The baseline social and financial inequities of today will continue to uphold the present racial wealth gap, in spite of the social and economic progress of the last 50 years.
Most of this disparity comes from two factors—significant gaps in earnings (even after adjusting for education level); and differences in investment and retirement account growth.
With greater access to objective financial advice, Black families can improve financial outcomes by adjusting their investment strategy and asset allocation: contribute more and increase long-term returns of retirement accounts and other investments.

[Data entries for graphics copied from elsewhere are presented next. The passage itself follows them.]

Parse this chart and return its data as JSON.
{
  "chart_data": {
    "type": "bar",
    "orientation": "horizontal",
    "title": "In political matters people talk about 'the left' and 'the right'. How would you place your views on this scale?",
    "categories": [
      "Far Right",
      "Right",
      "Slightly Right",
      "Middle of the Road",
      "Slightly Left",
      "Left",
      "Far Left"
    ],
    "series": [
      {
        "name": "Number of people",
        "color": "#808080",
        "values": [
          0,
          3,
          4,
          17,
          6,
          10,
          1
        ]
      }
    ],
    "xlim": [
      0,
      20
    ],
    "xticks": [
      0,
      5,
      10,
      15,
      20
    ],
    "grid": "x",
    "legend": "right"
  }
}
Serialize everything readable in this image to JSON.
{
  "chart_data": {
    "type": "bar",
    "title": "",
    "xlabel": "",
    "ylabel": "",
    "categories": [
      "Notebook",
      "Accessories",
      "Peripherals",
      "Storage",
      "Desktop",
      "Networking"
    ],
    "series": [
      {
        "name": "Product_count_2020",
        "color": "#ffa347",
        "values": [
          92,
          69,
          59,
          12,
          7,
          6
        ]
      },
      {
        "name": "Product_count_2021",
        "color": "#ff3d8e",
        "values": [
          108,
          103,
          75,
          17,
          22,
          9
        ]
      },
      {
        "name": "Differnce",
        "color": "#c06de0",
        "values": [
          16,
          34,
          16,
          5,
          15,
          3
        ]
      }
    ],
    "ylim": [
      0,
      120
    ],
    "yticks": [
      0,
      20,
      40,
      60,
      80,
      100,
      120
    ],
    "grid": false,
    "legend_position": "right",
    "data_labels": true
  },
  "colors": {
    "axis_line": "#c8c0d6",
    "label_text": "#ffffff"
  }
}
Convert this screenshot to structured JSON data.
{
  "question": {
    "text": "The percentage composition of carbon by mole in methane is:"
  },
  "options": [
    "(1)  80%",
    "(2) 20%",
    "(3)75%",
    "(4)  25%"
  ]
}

“Contrary to much work about the importance of inheritance, it’s the combination of incomes, savings rates, and asset allocations that have a much greater impact on the racial wealth gap.”
- STUDENTS & EDUCATORS Use the significant power of both knowledge and acknowledgment by understanding the many intersections of historical systemic racism and wealth creation, and how even today's inequities are perpetuating the racial wealth gap.
- FINANCIAL ADVISORS Forge a new path in the financial services industry by learning which financial planning interventions are key to narrowing the racial wealth gap, or use Two Financial Plans to support certain recommendations you're already making.
- EMPLOYERS Use Two Financial Plans to educate employees on maximizing the benefit of their incomes. Ensure diversity, equity, and inclusion efforts focus on pay equity and other factors identified in the paper as contributors to equitable wealth creation.
- CONSUMERS Two Financial Plans was written for regular folks to understand the main contributors to the racial wealth gap, and more importantly, what you can do about it. Breakout boxes with financial advice bullet-points make taking action simple.
- POLICYMAKERS Understand the tremendous impact historical and present-day policies have had on creating the racial wealth gap. Learn which future policy interventions might have the most significant impact on narrowing the future racial wealth gap.
- 16% Predominantly White school districts receive 16% more funding per student on an annual basis than predominantly non-White districts.
- 36% The likelihood of hiring discrimination remains unchanged since 1989, with White applicants 36% more likely to receive a callback than Black Americans.
- $1 Every $1 increase in income adds $5.19 in wealth over a 25-year period for White households, while only 69 cents of wealth for a Black household.
- 2X A Federal Reserve analysis of 6.4 million mortgage applications found qualified Black applicants are rejected at twice the rate of White applicants.